The Contract Disputes Act requires a contractor to present a claim to the contracting officer “within 6 years after the accrual of the claim.” 41 U.S.C. 7103(a)(4)(A). But a claim doesn’t typically accrue until the contractor should have known that it was damaged by the Government.
As discussed below, some legal claims might not arise until a contractor takes discovery in an appeal already before the Civilian Board of Contract Appeals.
The contract at issue in Amec Foster Wheeler Env’t & Infrastructure, Inc., CBCA 5168 et al. (February 27, 2019) related to construction work on the historic Alcatraz prison in San Francisco Bay. In particular, the relevant task order, awarded in September 2011, required Amec Foster to perform stabilization and repair work to the underground citadel and shower rooms. Amec Foster alleged that it substantially completed the project in June 2014.
Initially, Amec Foster appealed the contracting officer’s denial of a certified claim for an equitable adjustment and a 521 day extension. Relying on the theories of constructive change and breach of the duty of good faith and fair dealing, Amec Foster alleged that the National Park Service provided inadequate specifications and significantly changed the work.
After discovery (discovery is a process by which one party to litigation obtains information from the other party) was conducted in this first appeal, Amec Foster submitted a new certified claim to the contracting officer for monetary relief largely overlapping with its appeal.

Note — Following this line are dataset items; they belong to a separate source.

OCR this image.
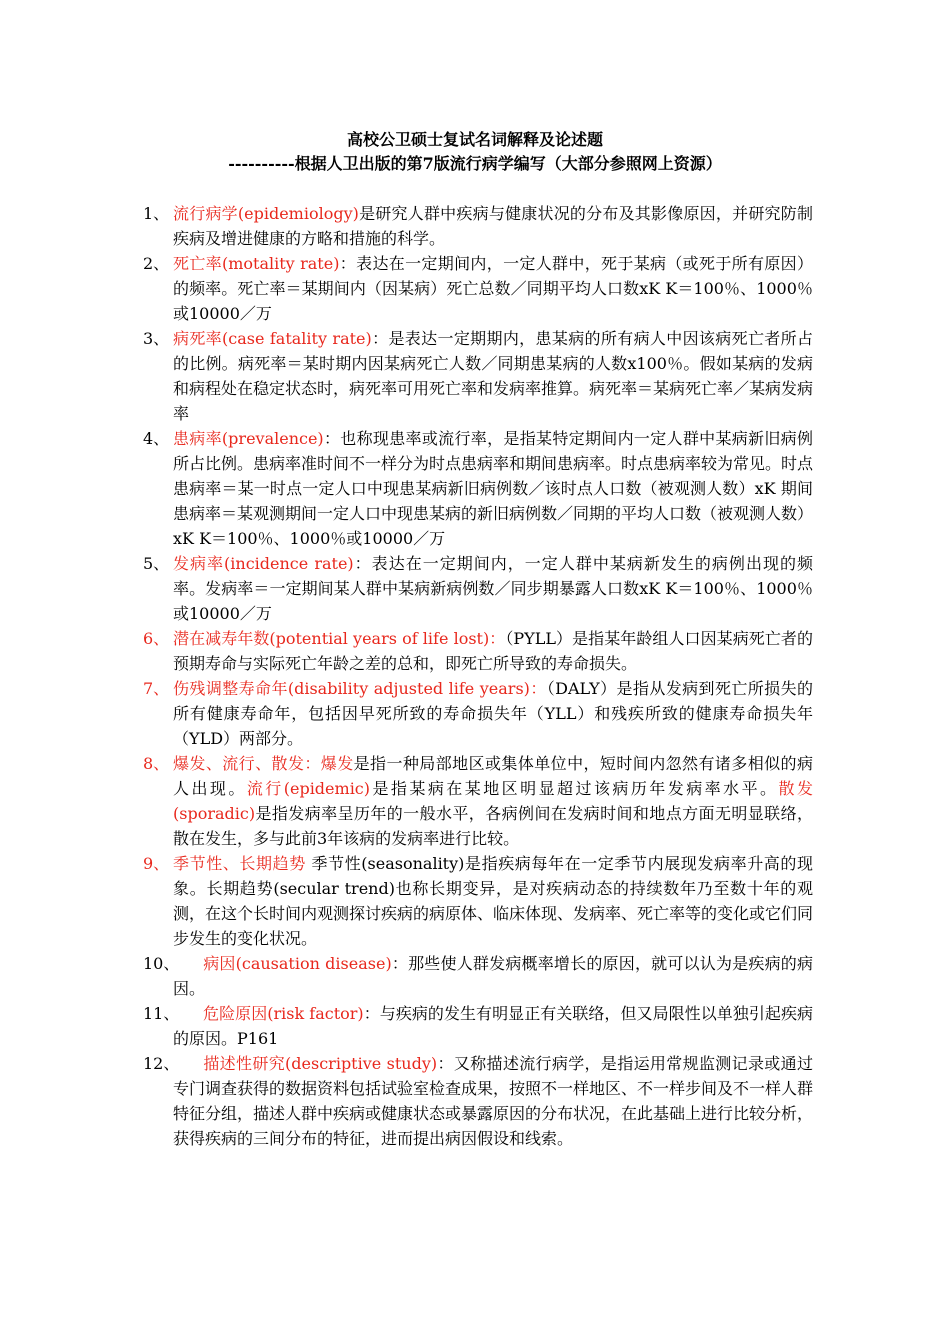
高校公卫硕士复试名词解释及论述题
----------根据人卫出版的第7版流行病学编写（大部分参照网上资源）
1、 流行病学(epidemiology)是研究人群中疾病与健康状况的分布及其影像原因，并研究防制疾病及增进健康的方略和措施的科学。
2、 死亡率(motality rate)：表达在一定期间内，一定人群中，死于某病（或死于所有原因）的频率。死亡率＝某期间内（因某病）死亡总数／同期平均人口数xK K＝100％、1000％或10000／万
3、 病死率(case fatality rate)：是表达一定期期内，患某病的所有病人中因该病死亡者所占的比例。病死率＝某时期内因某病死亡人数／同期患某病的人数x100％。假如某病的发病和病程处在稳定状态时，病死率可用死亡率和发病率推算。病死率＝某病死亡率／某病发病率
4、 患病率(prevalence)：也称现患率或流行率，是指某特定期间内一定人群中某病新旧病例所占比例。患病率准时间不一样分为时点患病率和期间患病率。时点患病率较为常见。时点患病率＝某一时点一定人口中现患某病新旧病例数／该时点人口数（被观测人数）xK 期间患病率＝某观测期间一定人口中现患某病的新旧病例数／同期的平均人口数（被观测人数）xK K＝100％、1000％或10000／万
5、 发病率(incidence rate)：表达在一定期间内，一定人群中某病新发生的病例出现的频率。发病率＝一定期间某人群中某病新病例数／同步期暴露人口数xK K＝100％、1000％或10000／万
6、 潜在减寿年数(potential years of life lost)：（PYLL）是指某年龄组人口因某病死亡者的预期寿命与实际死亡年龄之差的总和，即死亡所导致的寿命损失。
7、 伤残调整寿命年(disability adjusted life years)：（DALY）是指从发病到死亡所损失的所有健康寿命年，包括因早死所致的寿命损失年（YLL）和残疾所致的健康寿命损失年（YLD）两部分。
8、 爆发、流行、散发：爆发是指一种局部地区或集体单位中，短时间内忽然有诸多相似的病人出现。流行(epidemic)是指某病在某地区明显超过该病历年发病率水平。散发(sporadic)是指发病率呈历年的一般水平，各病例间在发病时间和地点方面无明显联络，散在发生，多与此前3年该病的发病率进行比较。
9、 季节性、长期趋势 季节性(seasonality)是指疾病每年在一定季节内展现发病率升高的现象。长期趋势(secular trend)也称长期变异，是对疾病动态的持续数年乃至数十年的观测，在这个长时间内观测探讨疾病的病原体、临床体现、发病率、死亡率等的变化或它们同步发生的变化状况。
10、 病因(causation disease)：那些使人群发病概率增长的原因，就可以认为是疾病的病因。
11、 危险原因(risk factor)：与疾病的发生有明显正有关联络，但又局限性以单独引起疾病的原因。P161
12、 描述性研究(descriptive study)：又称描述流行病学，是指运用常规监测记录或通过专门调查获得的数据资料包括试验室检查成果，按照不一样地区、不一样步间及不一样人群特征分组，描述人群中疾病或健康状态或暴露原因的分布状况，在此基础上进行比较分析，获得疾病的三间分布的特征，进而提出病因假设和线索。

The contracting officer denied the claim, and Amec Foster appealed. It raised two new theories of recovery: superior knowledge and negligent estimate. Specifically, Amec Foster alleged that NPS knew, or should have known, that the prison was “crumbling ” faster than bidders were told and that the contractor would need to replace more structural beams (and use beams with more extensive shoring) than the statement of work indicated.

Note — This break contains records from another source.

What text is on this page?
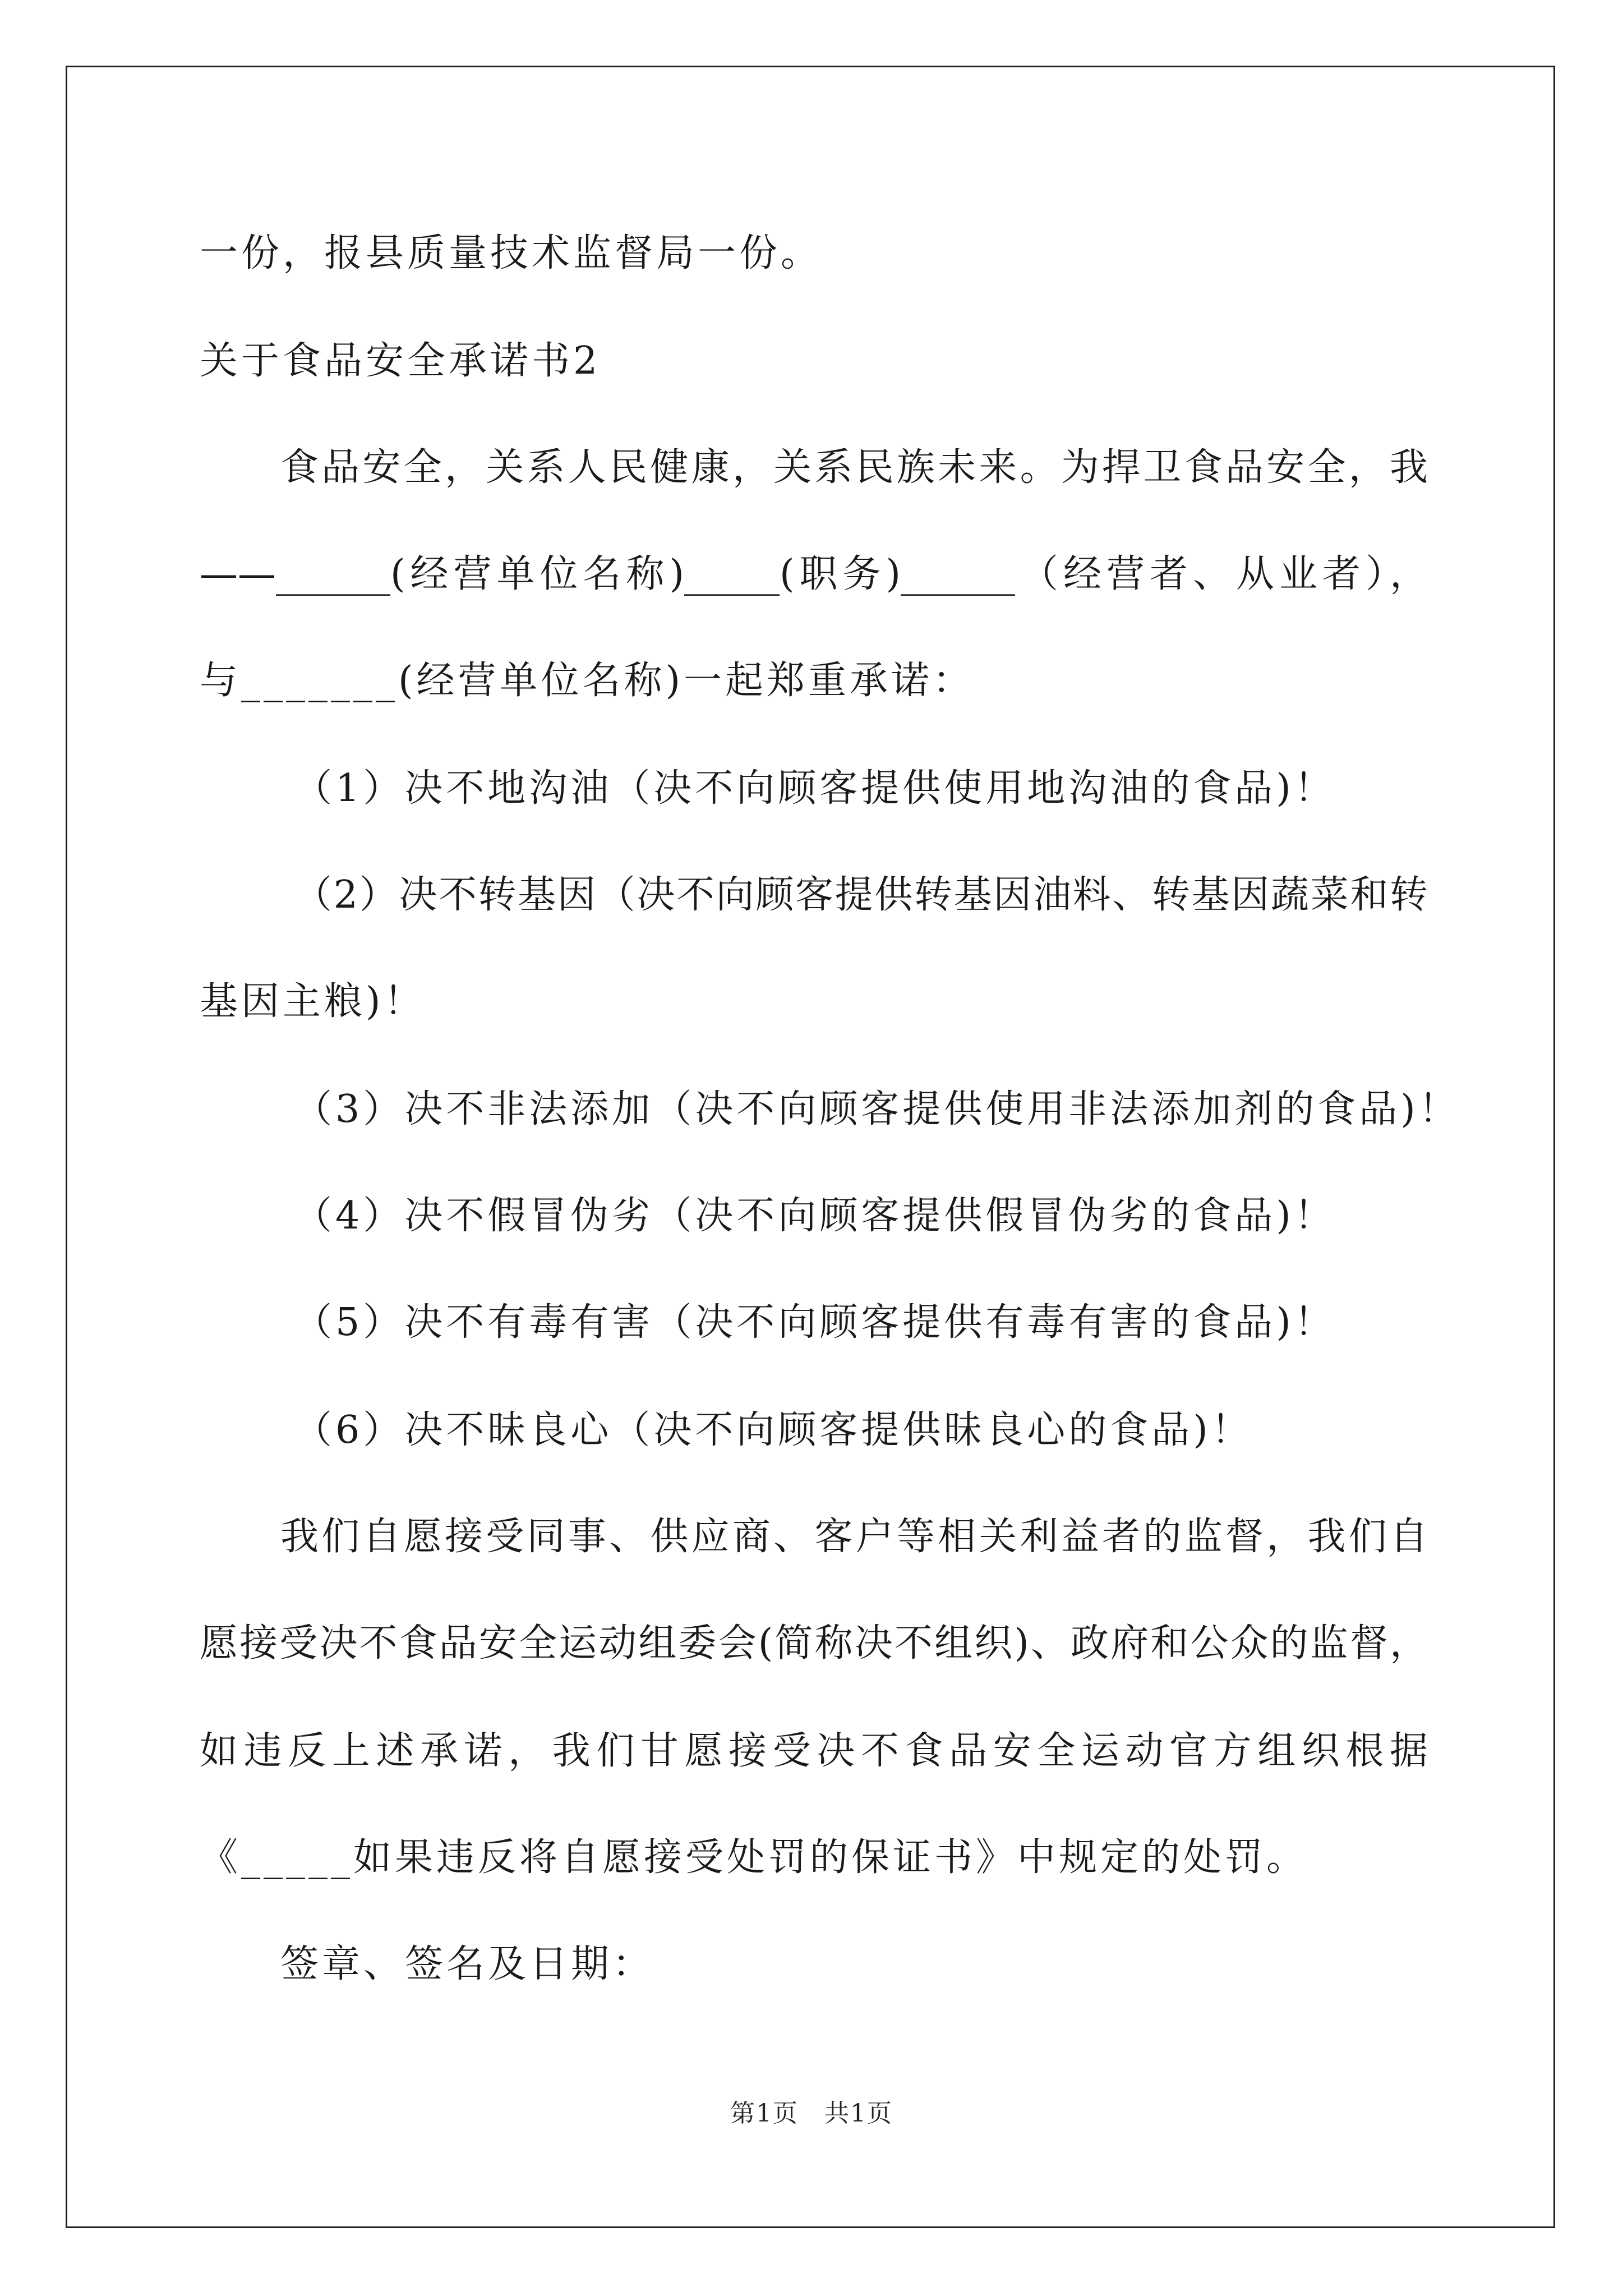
一份，报县质量技术监督局一份。
关于食品安全承诺书2
食品安全，关系人民健康，关系民族未来。为捍卫食品安全，我
——______(经营单位名称)_____(职务)______（经营者、从业者），
与_______(经营单位名称)一起郑重承诺：
（1）决不地沟油（决不向顾客提供使用地沟油的食品)！
（2）决不转基因（决不向顾客提供转基因油料、转基因蔬菜和转
基因主粮)！
（3）决不非法添加（决不向顾客提供使用非法添加剂的食品)！
（4）决不假冒伪劣（决不向顾客提供假冒伪劣的食品)！
（5）决不有毒有害（决不向顾客提供有毒有害的食品)！
（6）决不昧良心（决不向顾客提供昧良心的食品)！
我们自愿接受同事、供应商、客户等相关利益者的监督，我们自
愿接受决不食品安全运动组委会(简称决不组织)、政府和公众的监督，
如违反上述承诺，我们甘愿接受决不食品安全运动官方组织根据
《_____如果违反将自愿接受处罚的保证书》中规定的处罚。
签章、签名及日期：
第1页　共1页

NPS argued that Amec’s superior knowledge and negligent estimate claims were barred by the statute of limitations. In NPS’s view, Amec Foster knew, when it began work in January 2012, that the prison’s condition allegedly was not accurately reflected in the solicitation. With respect to the superior knowledge claim, NPS further argued that Amec Foster could have established that NPS knew of the prison’s condition simply because NPS owned and operated the facility. And, with respect to the negligent estimate claim, NPS argued that Amec Foster should have discovered misestimates when it was actively engaged in developing a shoring plan in early 2012.
CBCA, however, agreed with Amec Foster, holding that Amec Foster plausibly didn’t have enough information to assert its two new claims before taking discovery in the first appeal. It further refused to accept a more general legal proposition: that a contractor must plead every possible theory when submitting a claim to a contracting officer.

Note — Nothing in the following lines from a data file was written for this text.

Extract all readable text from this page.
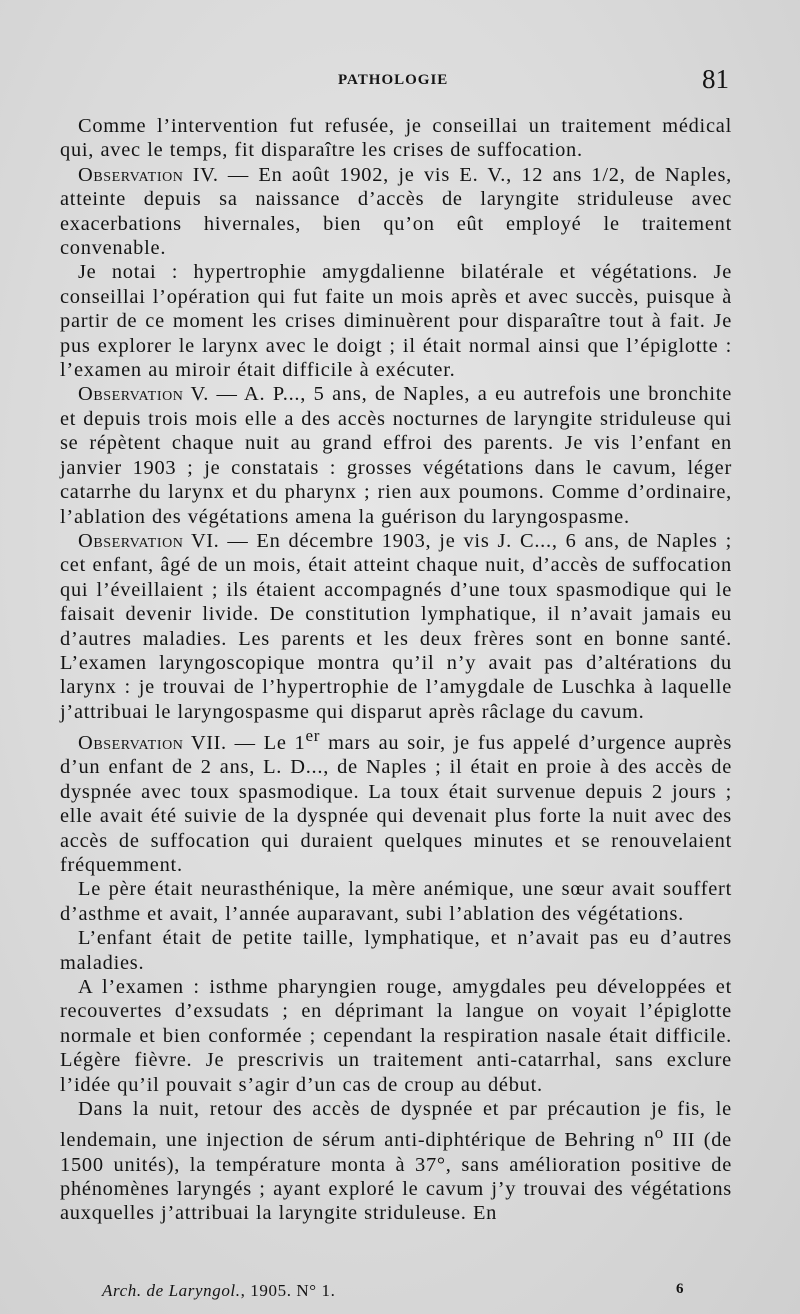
PATHOLOGIE	81

Comme l’intervention fut refusée, je conseillai un traitement médical qui, avec le temps, fit disparaître les crises de suffocation.

Observation IV. — En août 1902, je vis E. V., 12 ans 1/2, de Naples, atteinte depuis sa naissance d’accès de laryngite striduleuse avec exacerbations hivernales, bien qu’on eût employé le traitement convenable.

Je notai : hypertrophie amygdalienne bilatérale et végétations. Je conseillai l’opération qui fut faite un mois après et avec succès, puisque à partir de ce moment les crises diminuèrent pour disparaître tout à fait. Je pus explorer le larynx avec le doigt ; il était normal ainsi que l’épiglotte : l’examen au miroir était difficile à exécuter.

Observation V. — A. P..., 5 ans, de Naples, a eu autrefois une bronchite et depuis trois mois elle a des accès nocturnes de laryngite striduleuse qui se répètent chaque nuit au grand effroi des parents. Je vis l’enfant en janvier 1903 ; je constatais : grosses végétations dans le cavum, léger catarrhe du larynx et du pharynx ; rien aux poumons. Comme d’ordinaire, l’ablation des végétations amena la guérison du laryngospasme.

Observation VI. — En décembre 1903, je vis J. C..., 6 ans, de Naples ; cet enfant, âgé de un mois, était atteint chaque nuit, d’accès de suffocation qui l’éveillaient ; ils étaient accompagnés d’une toux spasmodique qui le faisait devenir livide. De constitution lymphatique, il n’avait jamais eu d’autres maladies. Les parents et les deux frères sont en bonne santé. L’examen laryngoscopique montra qu’il n’y avait pas d’altérations du larynx : je trouvai de l’hypertrophie de l’amygdale de Luschka à laquelle j’attribuai le laryngospasme qui disparut après râclage du cavum.

Observation VII. — Le 1er mars au soir, je fus appelé d’urgence auprès d’un enfant de 2 ans, L. D..., de Naples ; il était en proie à des accès de dyspnée avec toux spasmodique. La toux était survenue depuis 2 jours ; elle avait été suivie de la dyspnée qui devenait plus forte la nuit avec des accès de suffocation qui duraient quelques minutes et se renouvelaient fréquemment.

Le père était neurasthénique, la mère anémique, une sœur avait souffert d’asthme et avait, l’année auparavant, subi l’ablation des végétations.

L’enfant était de petite taille, lymphatique, et n’avait pas eu d’autres maladies.

A l’examen : isthme pharyngien rouge, amygdales peu développées et recouvertes d’exsudats ; en déprimant la langue on voyait l’épiglotte normale et bien conformée ; cependant la respiration nasale était difficile. Légère fièvre. Je prescrivis un traitement anti-catarrhal, sans exclure l’idée qu’il pouvait s’agir d’un cas de croup au début.

Dans la nuit, retour des accès de dyspnée et par précaution je fis, le lendemain, une injection de sérum anti-diphtérique de Behring $n^o$ III (de 1500 unités), la température monta à 37°, sans amélioration positive de phénomènes laryngés ; ayant exploré le cavum j’y trouvai des végétations auxquelles j’attribuai la laryngite striduleuse. En

Arch. de Laryngol., 1905. N° 1.	6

[NPS’s] contention that Amec could have asserted superior knowledge and negligent estimate claims as soon as it started work in 2012 implies that a contractor should consider asserting every conceivable legal theory of relief as soon as it encounters an unforeseen condition. We cannot endorse that view. As [NPS] acknowledges, Amec’s claims at issue here differ in their operative facts from constructive change or differing site conditions claims. . . . A contractor cannot in good faith assert a claim based on withholding of superior knowledge or similarly misleading conduct unless the contractor has a solid evidentiary basis to allege such conduct.
So, if you have claims against the Government, raise theories of recovery that you have facts to support. If, later, you discover facts supporting additional theories, then you may be able to lump those in with your dispute. CBCA doesn’t expect, or even encourage, you to plead every theory under the sun when filing a claim or an appeal. But, of course, if you have facts to support a legal theory, and fail to raise it, you may be barred from raising down the road.